Sometimes you run across a piece of paper that stops you in your tracks.
I was going through some boxes of old family “stuff” when I found a large old brown envelope of sympathy cards. After sifting through several of them, I realized they were cards sent to my maternal grandmother when my grandfather, her husband, passed away.
Holding those cards transported me back to when I was about 6 or 7 years old. He was the first person that I can remember dying. I recall I had a solo singing Jingle Bell Rock in my school first grade Christmas program. I wore a green dress with candy canes on the bib and a white blouse with a scalloped collar. I remember my mother wasn’t there to see me sing. At that age, I couldn’t really understand what was happening. Why my mom sat slumped over on the bed, her back to me, sobbing.
All I knew was my mother wasn’t there to see me sing.
Flipping through the cards now. So many beautiful cards, most simply finished with a signature. Names I didn’t know. People who loved and remembered.
Then, a different kind of card. No lilies or angels or cursive sympathies. Flat. Engraved with black letters. Someone had given a book to a library as a way to honor my grandfather’s death. And it was a book about fishing.
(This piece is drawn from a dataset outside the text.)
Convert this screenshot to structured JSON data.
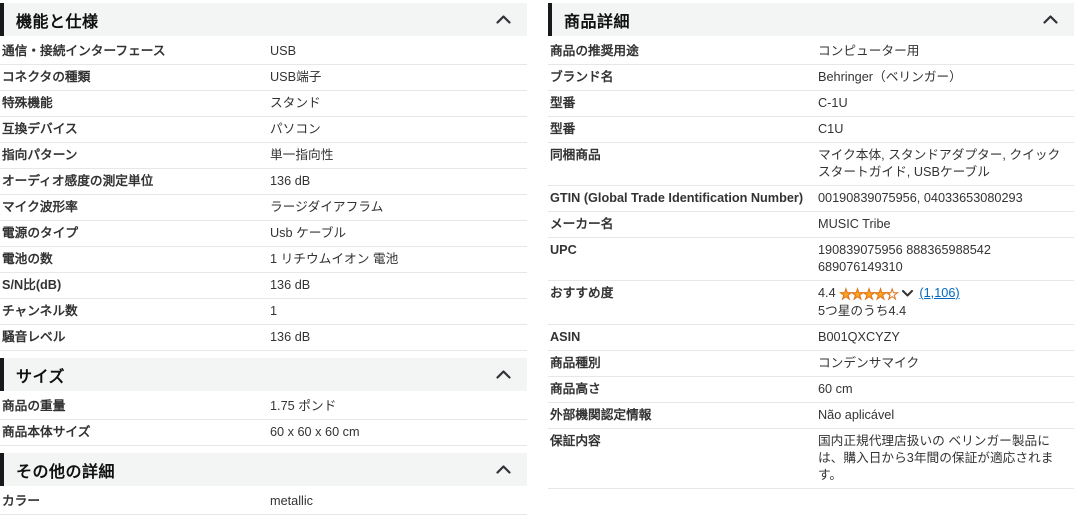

It was a full circle moment for a couple of reasons. First, I am a librarian. So a book memorial has special meaning for me. And then, my daughter, Dianne, who bears the name of my mother, loves fishing. So knowing there is a book out there, in a library somewhere, all about fishing, to honor my granddad felt both sublime and bittersweet.
Finding that card was like a cord running through generations. A moment of connection with a long distant past. I had no idea my grandfather loved fishing, even though he lived a stone’s throw from Lake Chautauqua. It was a smile down from a man lost decades ago as well as his daughter, to me and my own daughter who shares her name.